LinkedIn ainda é a melhor rede para o seu B2B?
O LinkedIn segue como a maior referência quando o assunto é rede profissional. Em 2026, a rede ultrapassou a marca de 100 milhões de usuários no Brasil, consolidando o país como seu terceiro maior mercado no mundo.
Porém, isso não significa que ela seja a melhor escolha para toda estratégia de marketing B2B.
Diferente de redes como Instagram ou YouTube, o usuário médio não abre o LinkedIn todos os dias, muitas vezes acessa a plataforma apenas uma ou duas vezes por semana.
Essa característica muda a forma como uma marca precisa se comportar na plataforma.
Pois, para aparecer na timeline de um público que não está logado o tempo inteiro, a presença precisa ser constante e diária, o que exige um investimento grande em tempo de produção de conteúdo.
Um critério para saber se o LinkedIn faz sentido para o seu negócio é olhar para o ticket médio da sua empresa.
A rede tende a performar melhor para empresas com ticket médio a alto, porque o trabalho de construção de autoridade e geração de demanda é intensivo. Tickets muito baixos dificilmente justificam esse esforço.
Além disso, segmentos como tecnologia, saúde, consultorias e serviços corporativos (como RH, financeiro e jurídico) costumam apresentar melhor desempenho, já que os profissionais dessas áreas têm o hábito consolidado de estar presentes ali.
Outro erro comum é concentrar todos os esforços apenas na página da empresa.
Estratégias como social selling e o uso de perfis pessoais de executivos costumam entregar resultado muito superior ao de uma company page tradicional, simplesmente porque pessoas confiam e interagem mais com pessoas do que com marcas.
Em resumo, o LinkedIn é uma excelente plataforma para empresas B2B que vendem soluções de maior valor e possuem ciclos de compra mais longos. Fora desse contexto, outras redes podem oferecer um retorno mais eficiente.
Instagram e TikTok também geram leads B2B?
O instagram e TikTok raramente entram na lista de canais B2B, no entanto, essa exclusão é um erro. Os dados mais recentes mostram as duas plataformas empatadas em consumo diário, com cerca de 1h27 de uso por usuário.
O Instagram segue como a rede mais presente nos celulares dos brasileiros, instalada em mais de 90% dos aparelhos do país, e vence em número de sessões diárias, uma média de 15,4 acessos por dia, contra 8,6 do TikTok.

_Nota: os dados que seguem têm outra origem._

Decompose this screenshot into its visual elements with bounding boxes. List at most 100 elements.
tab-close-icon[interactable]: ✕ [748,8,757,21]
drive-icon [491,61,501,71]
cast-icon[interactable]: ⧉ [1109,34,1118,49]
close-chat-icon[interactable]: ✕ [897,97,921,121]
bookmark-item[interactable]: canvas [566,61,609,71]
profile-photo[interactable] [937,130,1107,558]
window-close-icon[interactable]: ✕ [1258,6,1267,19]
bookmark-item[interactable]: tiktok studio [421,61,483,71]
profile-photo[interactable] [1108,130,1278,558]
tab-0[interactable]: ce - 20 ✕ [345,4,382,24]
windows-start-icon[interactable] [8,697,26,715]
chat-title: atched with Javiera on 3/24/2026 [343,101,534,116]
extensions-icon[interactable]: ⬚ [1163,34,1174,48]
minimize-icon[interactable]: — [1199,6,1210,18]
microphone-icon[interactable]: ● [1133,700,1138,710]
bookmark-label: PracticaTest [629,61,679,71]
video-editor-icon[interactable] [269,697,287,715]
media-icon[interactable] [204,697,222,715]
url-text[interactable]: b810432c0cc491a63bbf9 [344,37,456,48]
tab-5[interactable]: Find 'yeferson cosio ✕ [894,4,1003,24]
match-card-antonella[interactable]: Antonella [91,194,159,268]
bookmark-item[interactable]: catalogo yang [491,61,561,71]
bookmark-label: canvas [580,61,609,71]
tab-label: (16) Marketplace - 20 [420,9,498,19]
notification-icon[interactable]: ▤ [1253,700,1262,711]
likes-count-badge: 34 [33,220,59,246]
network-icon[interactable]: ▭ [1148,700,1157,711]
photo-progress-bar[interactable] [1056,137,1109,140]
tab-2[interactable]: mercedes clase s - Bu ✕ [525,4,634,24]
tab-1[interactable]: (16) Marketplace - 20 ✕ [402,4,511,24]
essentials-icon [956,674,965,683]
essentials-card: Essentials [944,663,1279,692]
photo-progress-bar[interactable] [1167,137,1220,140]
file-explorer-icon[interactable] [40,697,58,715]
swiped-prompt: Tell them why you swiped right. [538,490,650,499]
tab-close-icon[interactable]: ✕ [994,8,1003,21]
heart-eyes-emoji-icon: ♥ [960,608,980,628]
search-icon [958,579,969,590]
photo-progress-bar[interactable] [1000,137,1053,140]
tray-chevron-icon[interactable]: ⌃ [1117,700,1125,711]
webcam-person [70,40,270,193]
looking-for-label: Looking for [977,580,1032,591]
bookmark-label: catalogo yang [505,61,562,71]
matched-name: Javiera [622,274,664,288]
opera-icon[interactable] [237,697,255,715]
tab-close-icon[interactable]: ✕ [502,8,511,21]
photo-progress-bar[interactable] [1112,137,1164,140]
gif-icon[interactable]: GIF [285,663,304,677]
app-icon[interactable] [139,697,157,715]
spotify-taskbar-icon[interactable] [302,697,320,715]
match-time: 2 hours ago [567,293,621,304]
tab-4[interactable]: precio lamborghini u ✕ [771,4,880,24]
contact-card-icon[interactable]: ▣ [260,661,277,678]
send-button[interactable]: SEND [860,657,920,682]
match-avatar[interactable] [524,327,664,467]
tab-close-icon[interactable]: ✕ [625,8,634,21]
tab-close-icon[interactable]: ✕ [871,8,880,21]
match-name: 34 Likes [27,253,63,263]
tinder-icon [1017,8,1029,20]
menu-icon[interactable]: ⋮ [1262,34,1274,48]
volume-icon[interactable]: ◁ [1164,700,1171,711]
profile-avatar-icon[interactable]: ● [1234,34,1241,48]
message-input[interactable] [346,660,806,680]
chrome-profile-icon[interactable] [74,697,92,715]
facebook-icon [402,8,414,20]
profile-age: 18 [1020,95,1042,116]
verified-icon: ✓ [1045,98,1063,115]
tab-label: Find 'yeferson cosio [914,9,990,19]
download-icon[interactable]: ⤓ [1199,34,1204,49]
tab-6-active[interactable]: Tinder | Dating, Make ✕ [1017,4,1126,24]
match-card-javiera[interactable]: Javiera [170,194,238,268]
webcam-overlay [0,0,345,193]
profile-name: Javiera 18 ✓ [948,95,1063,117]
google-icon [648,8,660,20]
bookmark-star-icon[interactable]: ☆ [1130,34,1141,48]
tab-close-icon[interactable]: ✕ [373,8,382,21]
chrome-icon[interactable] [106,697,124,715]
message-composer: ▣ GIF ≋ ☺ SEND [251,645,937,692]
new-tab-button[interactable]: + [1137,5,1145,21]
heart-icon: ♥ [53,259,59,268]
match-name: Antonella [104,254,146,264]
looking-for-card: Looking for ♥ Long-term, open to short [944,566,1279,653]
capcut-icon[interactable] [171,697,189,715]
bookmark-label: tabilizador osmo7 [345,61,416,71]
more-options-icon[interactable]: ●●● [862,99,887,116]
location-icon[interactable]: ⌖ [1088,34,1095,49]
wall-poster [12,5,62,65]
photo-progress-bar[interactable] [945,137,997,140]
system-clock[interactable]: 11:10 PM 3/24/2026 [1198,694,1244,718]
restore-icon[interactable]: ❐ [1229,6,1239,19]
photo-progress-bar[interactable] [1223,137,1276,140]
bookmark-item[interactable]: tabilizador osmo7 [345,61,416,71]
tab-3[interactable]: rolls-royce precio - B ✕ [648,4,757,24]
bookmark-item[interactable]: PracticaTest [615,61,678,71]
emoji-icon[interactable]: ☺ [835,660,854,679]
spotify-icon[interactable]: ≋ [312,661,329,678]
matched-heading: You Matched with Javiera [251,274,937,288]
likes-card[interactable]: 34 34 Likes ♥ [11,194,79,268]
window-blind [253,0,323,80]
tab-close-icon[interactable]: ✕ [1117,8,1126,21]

Ou seja, o brasileiro entra menos vezes no TikTok, mas passa mais tempo por sessão. Por outro lado, entra com muito mais frequência no Instagram, mas em sessões mais curtas e espalhadas ao longo do dia.

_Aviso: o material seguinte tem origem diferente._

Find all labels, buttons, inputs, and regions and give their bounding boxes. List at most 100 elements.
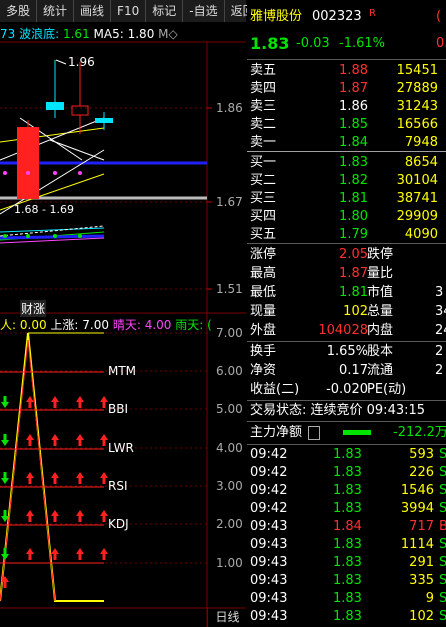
- ind-fragment: 73: [0, 27, 16, 41]
- bid-price: 1.79: [339, 227, 368, 242]
- sub-frag: 人:: [0, 318, 17, 332]
- tick-direction: S: [439, 609, 446, 624]
- stat-label-2: 量比: [367, 266, 394, 281]
- top-toolbar: 多股 统计 画线 F10 标记 -自选 返回: [0, 0, 262, 22]
- sunny-label: 晴天:: [112, 318, 141, 332]
- divider: [247, 243, 446, 244]
- bid-volume: 38741: [396, 191, 438, 206]
- ask-volume: 7948: [404, 135, 438, 150]
- flow-toggle-icon[interactable]: [308, 426, 320, 440]
- price-summary: 1.83 -0.03 -1.61% 0.: [247, 33, 446, 55]
- up-arrow-icon: [51, 472, 59, 484]
- indicator-kdj[interactable]: KDJ: [108, 517, 129, 531]
- fin-row: 收益(二) -0.020 PE(动): [247, 380, 446, 400]
- bid-label: 买三: [250, 191, 277, 206]
- ask-volume: 16566: [396, 117, 438, 132]
- bid-row: 买五 1.79 4090: [247, 225, 446, 245]
- up-arrow-icon: [76, 472, 84, 484]
- up-arrow-icon: [100, 510, 108, 522]
- up-arrow-icon: [76, 396, 84, 408]
- down-arrow-icon: [1, 510, 9, 522]
- remove-watchlist-button[interactable]: -自选: [183, 0, 225, 22]
- draw-line-button[interactable]: 画线: [74, 0, 112, 22]
- sub-axis-label: 3.00: [216, 479, 243, 493]
- stat-value: 2.05: [339, 247, 368, 262]
- indicator-mtm[interactable]: MTM: [108, 364, 136, 378]
- trade-status: 交易状态: 连续竞价 09:43:15: [247, 401, 446, 421]
- ask-price: 1.87: [339, 81, 368, 96]
- fin-row: 换手 1.65% 股本 2: [247, 342, 446, 362]
- mark-button[interactable]: 标记: [146, 0, 184, 22]
- bid-price: 1.82: [339, 173, 368, 188]
- tick-row: 09:42 1.83 1546 S: [247, 481, 446, 501]
- main-flow-row[interactable]: 主力净额 -212.2万: [247, 423, 446, 443]
- tick-price: 1.83: [333, 555, 362, 570]
- fin-value: 0.17: [339, 363, 368, 378]
- tick-time: 09:43: [250, 555, 288, 570]
- statistics-button[interactable]: 统计: [37, 0, 75, 22]
- sub-axis-label: 7.00: [216, 326, 243, 340]
- multi-stock-button[interactable]: 多股: [0, 0, 38, 22]
- up-arrow-icon: [51, 548, 59, 560]
- stat-row: 最高 1.87 量比: [247, 264, 446, 284]
- bid-price: 1.81: [339, 191, 368, 206]
- up-arrow-icon: [26, 396, 34, 408]
- indicator-rsi[interactable]: RSI: [108, 479, 128, 493]
- kline-chart-area[interactable]: 73 波浪底: 1.61 MA5: 1.80 M◇ 1.86 1.67 1.51…: [0, 22, 246, 627]
- sub-axis-label: 1.00: [216, 556, 243, 570]
- tick-direction: B: [439, 519, 446, 534]
- ask-price: 1.88: [339, 63, 368, 78]
- up-arrow-icon: [51, 396, 59, 408]
- indicator-bbi[interactable]: BBI: [108, 402, 128, 416]
- stat-label: 最高: [250, 266, 277, 281]
- stat-value-2: 24: [435, 323, 446, 338]
- bid-volume: 8654: [404, 155, 438, 170]
- signal-arrows: [0, 372, 110, 592]
- tick-price: 1.83: [333, 483, 362, 498]
- tick-price: 1.83: [333, 609, 362, 624]
- tick-row: 09:43 1.83 102 S: [247, 607, 446, 627]
- tick-volume: 335: [409, 573, 434, 588]
- up-arrow-icon: [100, 434, 108, 446]
- fin-value-2: 2: [435, 363, 444, 378]
- tick-direction: S: [439, 555, 446, 570]
- f10-button[interactable]: F10: [111, 0, 147, 22]
- tick-row: 09:43 1.83 291 S: [247, 553, 446, 573]
- up-arrow-icon: [26, 548, 34, 560]
- main-flow-label: 主力净额: [250, 425, 303, 440]
- stat-label-2: 市值: [367, 285, 394, 300]
- price-change-pct: -1.61%: [339, 36, 385, 51]
- fin-value: -0.020: [326, 382, 368, 397]
- tick-price: 1.84: [333, 519, 362, 534]
- bid-price: 1.83: [339, 155, 368, 170]
- fin-label: 收益(二): [250, 382, 300, 397]
- bid-label: 买四: [250, 209, 277, 224]
- tick-time: 09:42: [250, 447, 288, 462]
- tick-direction: S: [439, 447, 446, 462]
- tick-volume: 3994: [400, 501, 434, 516]
- fin-label: 换手: [250, 344, 277, 359]
- tick-time: 09:43: [250, 609, 288, 624]
- fin-value-2: 2: [435, 344, 444, 359]
- fin-label-2: 股本: [367, 344, 394, 359]
- down-arrow-icon: [1, 434, 9, 446]
- ask-label: 卖二: [250, 117, 277, 132]
- indicator-lwr[interactable]: LWR: [108, 441, 134, 455]
- period-daily-button[interactable]: 日线: [207, 608, 247, 627]
- tick-row: 09:43 1.83 1114 S: [247, 535, 446, 555]
- news-tag[interactable]: 财涨: [20, 300, 47, 317]
- bid-row: 买三 1.81 38741: [247, 189, 446, 209]
- stat-row: 现量 102总量 34: [247, 302, 446, 322]
- ask-row: 卖一 1.84 7948: [247, 133, 446, 153]
- indicator-readout: 73 波浪底: 1.61 MA5: 1.80 M◇: [0, 25, 178, 42]
- up-arrow-icon: [26, 434, 34, 446]
- sub-axis-label: 2.00: [216, 517, 243, 531]
- trade-status-text: 交易状态: 连续竞价 09:43:15: [250, 403, 426, 418]
- tick-time: 09:43: [250, 573, 288, 588]
- main-flow-value: -212.2万: [393, 425, 446, 440]
- stat-label-2: 总量: [367, 304, 394, 319]
- stat-label: 涨停: [250, 247, 277, 262]
- tick-direction: S: [439, 573, 446, 588]
- tick-volume: 9: [425, 591, 434, 606]
- high-price-label: 1.96: [68, 55, 95, 69]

A questão não é se o seu cliente B2B está nessas redes, pois com esse alcance, praticamente todo mundo está. Entretanto, ele provavelmente está ali em modo lazer.

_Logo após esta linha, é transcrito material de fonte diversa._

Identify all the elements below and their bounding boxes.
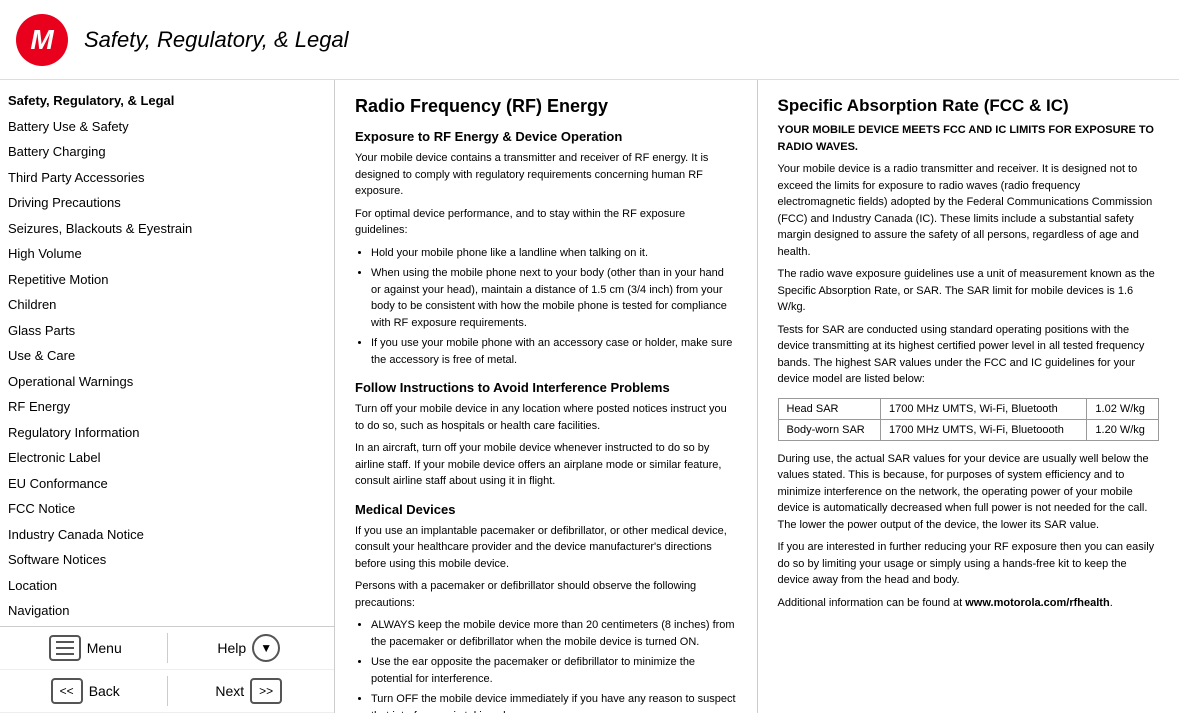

Por isso, essas redes costumam funcionar muito bem para empresas que atendem pequenos e médios negócios, como restaurantes, varejistas, clínicas, academias, prestadores de serviço e empreendedores locais.
Fora do expediente, esses profissionais continuam consumindo conteúdo e, muitas vezes, descobrem soluções para seus próprios negócios enquanto navegam pelo feed.
Porém, para transformar esse tipo de audiência em leads, é preciso abandonar o tom engessado que funciona no LinkedIn. Isso inclui utilizar conteúdo mais leve, descontraído e até um pouco mais ousado, sem abrir mão da autoridade.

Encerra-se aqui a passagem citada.